### If you want to learn this course, please click here.

### This problem is lab05 Q9 of the above course.

Here is the problem description:

Define the function

`add_trees`

, which takes in two trees and returns a new tree where each corresponding node from the first tree is added with the node from the second tree. If a node at any particular position is present in one tree but not the other, it should be present in the new tree as well.

First, here is my solution:

```
def add_trees(t1, t2):
#if is_leaf(t1) and is_leaf(t2):
#return tree(label(t1) + label(t2))
#elif is_leaf(t1) and not is_leaf(t2):
#return tree(label(t1) + label(t2), branches(t2))
#elif is_leaf(t2) and not is_leaf(t1):
#return tree(t2, t1)
len_1, len_2 = len(branches(t1)), len(branches(t2))
if len_1 == len_2:
return tree(label(t1) + label(t2), [add_trees(b1, b2) for b1, b2 in zip(branches(t1), branches(t2))])
elif len_1 < len_2:
branches_t1 = branches(t1) + [tree(0) for _ in range(len_2 - len_1)]
new_t1 = tree(label(t1), branches_t1)
return add_trees(new_t1, t2)
else:
return add_trees(t2, t1)
```

For clarity, I delted the doctest.

What you see is the second version of my solution.

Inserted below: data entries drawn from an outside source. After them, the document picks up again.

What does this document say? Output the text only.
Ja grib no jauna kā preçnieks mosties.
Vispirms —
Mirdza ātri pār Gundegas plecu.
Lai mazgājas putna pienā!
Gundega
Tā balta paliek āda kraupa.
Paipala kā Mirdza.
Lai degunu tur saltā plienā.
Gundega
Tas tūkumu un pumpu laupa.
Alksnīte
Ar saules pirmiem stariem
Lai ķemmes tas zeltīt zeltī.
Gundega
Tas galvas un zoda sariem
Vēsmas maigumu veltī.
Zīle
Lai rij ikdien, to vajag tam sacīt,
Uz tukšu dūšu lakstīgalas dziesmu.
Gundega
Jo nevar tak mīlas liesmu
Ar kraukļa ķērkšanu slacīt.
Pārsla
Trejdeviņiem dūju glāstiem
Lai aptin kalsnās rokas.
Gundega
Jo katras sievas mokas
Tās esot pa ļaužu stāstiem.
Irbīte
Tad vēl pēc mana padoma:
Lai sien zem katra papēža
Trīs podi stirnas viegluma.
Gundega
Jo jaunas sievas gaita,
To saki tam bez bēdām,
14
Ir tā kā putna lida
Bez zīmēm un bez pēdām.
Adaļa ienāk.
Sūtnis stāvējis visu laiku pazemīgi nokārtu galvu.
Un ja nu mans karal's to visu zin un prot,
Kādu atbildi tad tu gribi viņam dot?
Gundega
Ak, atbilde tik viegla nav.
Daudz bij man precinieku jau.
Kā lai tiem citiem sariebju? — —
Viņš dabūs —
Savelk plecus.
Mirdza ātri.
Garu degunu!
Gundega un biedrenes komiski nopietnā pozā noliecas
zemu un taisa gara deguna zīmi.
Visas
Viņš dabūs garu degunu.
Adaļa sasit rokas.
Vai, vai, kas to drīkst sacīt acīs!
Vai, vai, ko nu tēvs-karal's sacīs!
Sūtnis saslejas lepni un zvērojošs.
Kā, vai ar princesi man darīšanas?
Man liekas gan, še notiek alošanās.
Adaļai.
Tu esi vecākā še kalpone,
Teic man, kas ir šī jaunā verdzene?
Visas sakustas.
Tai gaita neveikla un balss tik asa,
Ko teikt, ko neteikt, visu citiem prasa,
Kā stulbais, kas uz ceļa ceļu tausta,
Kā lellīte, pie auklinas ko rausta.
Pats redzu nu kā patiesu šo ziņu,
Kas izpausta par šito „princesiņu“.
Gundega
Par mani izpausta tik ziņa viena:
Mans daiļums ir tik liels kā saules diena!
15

The first version has three more `if/else`

as you can see in the comments. Let’s analyse this piece of code!

Please consider these four situations:

- If both t1 and t2 are leaves.
- If one of the two trees is leaf but not the another.
- Both trees are not leaves, but have the
**same**number of branches. - Both trees are not leaves, but have
**different**numbers of branches.

Both situation 1 and 2 can be easily solved, see the comments of my code.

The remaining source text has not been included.